Hypnotic, raw and audacious, the present work leaves the viewer in a state of ethereal sensuality. The painting’s heavily labored surface, the product of Grotjahn’s agonizing exercise, makes Untitled (Black over Red Orange “Mean as a Snake” Face 842) an ode to process and artistic determination. Moreover, by coaxing the physiognomic imagery of traditional African imagery, the multi-layered perspectives of cubism, the gestural dynamism of Abstract Expressionism and the optical effects of Minimal art, the work stands intelligently positioned between a plethora of interrelated art historical references.
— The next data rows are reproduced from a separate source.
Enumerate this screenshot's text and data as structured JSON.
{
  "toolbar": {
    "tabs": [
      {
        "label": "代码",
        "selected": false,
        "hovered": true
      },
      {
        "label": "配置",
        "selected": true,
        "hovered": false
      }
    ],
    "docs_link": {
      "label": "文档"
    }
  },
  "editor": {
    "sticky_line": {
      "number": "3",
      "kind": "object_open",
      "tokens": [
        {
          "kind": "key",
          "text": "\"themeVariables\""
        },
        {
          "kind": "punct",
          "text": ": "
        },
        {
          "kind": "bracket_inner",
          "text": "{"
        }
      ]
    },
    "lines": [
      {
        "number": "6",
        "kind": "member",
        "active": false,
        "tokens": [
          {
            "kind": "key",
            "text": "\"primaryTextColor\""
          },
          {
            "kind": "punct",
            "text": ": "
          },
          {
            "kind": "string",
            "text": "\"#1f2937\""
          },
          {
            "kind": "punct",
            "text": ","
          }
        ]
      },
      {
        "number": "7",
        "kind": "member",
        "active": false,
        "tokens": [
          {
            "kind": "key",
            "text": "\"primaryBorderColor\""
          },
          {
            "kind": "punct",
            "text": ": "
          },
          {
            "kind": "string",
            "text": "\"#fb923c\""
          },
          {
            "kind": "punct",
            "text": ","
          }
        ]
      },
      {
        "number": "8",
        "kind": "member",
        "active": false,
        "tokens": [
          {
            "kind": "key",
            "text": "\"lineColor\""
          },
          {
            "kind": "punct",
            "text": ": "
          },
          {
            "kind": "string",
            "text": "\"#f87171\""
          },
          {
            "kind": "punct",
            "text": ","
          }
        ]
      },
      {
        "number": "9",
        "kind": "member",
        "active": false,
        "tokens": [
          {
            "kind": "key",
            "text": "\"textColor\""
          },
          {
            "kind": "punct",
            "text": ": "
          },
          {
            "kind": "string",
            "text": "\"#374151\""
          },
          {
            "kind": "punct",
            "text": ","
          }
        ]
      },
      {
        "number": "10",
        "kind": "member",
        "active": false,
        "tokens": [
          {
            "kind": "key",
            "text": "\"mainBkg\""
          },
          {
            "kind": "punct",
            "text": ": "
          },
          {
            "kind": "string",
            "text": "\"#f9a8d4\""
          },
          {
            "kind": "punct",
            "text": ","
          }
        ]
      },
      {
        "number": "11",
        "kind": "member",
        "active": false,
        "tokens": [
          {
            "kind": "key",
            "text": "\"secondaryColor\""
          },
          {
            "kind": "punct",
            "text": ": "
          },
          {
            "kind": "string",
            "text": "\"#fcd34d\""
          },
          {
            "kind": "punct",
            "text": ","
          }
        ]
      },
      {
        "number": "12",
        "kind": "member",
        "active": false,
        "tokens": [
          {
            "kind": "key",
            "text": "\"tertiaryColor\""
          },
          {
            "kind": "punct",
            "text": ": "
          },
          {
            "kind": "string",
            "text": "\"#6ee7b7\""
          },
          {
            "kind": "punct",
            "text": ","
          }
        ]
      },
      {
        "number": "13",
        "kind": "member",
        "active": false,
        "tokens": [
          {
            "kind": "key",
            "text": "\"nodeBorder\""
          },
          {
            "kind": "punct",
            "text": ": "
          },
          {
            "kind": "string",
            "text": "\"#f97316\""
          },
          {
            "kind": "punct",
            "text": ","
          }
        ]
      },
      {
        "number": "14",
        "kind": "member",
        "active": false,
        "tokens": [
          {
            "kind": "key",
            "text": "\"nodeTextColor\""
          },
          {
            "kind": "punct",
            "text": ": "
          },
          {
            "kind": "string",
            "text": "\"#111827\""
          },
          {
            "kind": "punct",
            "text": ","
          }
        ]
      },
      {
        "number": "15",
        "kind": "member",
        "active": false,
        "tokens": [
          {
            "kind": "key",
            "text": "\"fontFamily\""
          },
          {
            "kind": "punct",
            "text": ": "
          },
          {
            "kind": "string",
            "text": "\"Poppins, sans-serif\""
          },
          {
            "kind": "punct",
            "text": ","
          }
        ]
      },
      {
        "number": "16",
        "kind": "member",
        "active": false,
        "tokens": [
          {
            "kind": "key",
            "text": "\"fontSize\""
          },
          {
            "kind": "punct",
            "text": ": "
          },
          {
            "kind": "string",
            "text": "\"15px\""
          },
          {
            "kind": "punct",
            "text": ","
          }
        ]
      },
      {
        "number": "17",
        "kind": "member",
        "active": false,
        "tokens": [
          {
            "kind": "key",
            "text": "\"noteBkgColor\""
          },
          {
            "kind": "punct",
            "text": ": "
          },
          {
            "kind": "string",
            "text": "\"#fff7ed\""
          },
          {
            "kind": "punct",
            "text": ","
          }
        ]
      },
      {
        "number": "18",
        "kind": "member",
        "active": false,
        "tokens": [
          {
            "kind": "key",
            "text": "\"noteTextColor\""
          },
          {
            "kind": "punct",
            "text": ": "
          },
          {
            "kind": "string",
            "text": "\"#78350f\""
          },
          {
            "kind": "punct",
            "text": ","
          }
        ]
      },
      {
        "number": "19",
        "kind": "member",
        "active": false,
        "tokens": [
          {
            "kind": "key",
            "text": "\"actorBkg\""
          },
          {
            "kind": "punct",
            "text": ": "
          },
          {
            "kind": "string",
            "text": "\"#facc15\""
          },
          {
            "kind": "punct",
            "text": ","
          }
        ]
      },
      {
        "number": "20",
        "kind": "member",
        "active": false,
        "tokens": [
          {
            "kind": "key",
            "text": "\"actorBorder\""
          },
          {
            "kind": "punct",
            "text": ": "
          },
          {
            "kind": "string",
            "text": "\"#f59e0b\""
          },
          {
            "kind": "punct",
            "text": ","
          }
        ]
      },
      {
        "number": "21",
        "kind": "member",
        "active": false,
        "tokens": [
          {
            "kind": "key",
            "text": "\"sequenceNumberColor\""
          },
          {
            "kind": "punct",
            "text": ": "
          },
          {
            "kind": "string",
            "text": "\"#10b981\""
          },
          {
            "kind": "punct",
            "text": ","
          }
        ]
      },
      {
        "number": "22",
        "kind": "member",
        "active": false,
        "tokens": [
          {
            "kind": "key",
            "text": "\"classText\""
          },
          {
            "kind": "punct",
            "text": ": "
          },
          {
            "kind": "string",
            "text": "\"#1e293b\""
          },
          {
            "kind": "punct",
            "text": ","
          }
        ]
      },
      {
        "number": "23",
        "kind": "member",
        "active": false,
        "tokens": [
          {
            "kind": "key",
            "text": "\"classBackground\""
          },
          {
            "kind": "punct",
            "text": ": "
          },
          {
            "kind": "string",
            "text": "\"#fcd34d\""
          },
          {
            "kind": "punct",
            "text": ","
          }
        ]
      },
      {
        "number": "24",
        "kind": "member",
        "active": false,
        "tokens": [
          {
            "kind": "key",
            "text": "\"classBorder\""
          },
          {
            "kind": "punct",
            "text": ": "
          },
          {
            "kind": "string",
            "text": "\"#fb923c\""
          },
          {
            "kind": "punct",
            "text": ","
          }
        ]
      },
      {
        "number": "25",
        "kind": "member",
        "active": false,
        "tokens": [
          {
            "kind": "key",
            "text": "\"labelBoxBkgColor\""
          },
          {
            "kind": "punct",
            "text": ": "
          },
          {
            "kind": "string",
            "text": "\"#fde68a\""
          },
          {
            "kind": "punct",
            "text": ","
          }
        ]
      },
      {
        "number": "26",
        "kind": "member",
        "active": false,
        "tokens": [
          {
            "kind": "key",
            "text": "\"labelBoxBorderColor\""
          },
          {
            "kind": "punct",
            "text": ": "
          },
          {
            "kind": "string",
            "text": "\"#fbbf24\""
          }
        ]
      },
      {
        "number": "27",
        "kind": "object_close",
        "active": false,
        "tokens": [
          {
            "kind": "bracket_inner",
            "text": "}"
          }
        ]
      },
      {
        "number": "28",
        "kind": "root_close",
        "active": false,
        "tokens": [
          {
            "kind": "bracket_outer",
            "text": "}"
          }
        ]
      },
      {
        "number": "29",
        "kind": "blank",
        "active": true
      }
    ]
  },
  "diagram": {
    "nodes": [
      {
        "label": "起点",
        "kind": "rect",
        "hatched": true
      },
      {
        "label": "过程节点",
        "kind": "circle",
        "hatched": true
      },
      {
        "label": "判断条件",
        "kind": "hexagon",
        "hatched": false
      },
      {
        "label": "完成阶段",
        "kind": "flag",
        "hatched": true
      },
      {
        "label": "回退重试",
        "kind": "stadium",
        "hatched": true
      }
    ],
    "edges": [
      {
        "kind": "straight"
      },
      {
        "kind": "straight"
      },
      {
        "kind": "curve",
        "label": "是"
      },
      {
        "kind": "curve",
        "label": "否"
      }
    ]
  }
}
The present work’s true brilliance, however, lies in its dissolution of the figure-ground distinction. As Mark Prince observes: “The facial symbols – which the context of the Face series leads us to expect – are everywhere and nowhere. Subject and object melt into each other, the human self into the otherness of the unhuman nature of leaves, branching boughs, dense undergrowth; or, in contrast with the organic implications of both, into the inorganic materiality of pigment.” (Mark Prince, ‘The Divided Self’, in: Exh. Cat., Freiburg, Kunstverein Freiburg, Mark Grotjahn: Circus Circus, 2014, p. 27) Viewed in this light, the poignant beauty of Grotjahn’s Untitled (Black over Red Orange “Mean as a Snake” Face 842) originates in its articulation of painting’s ability to conjure the ambiguities of human existence.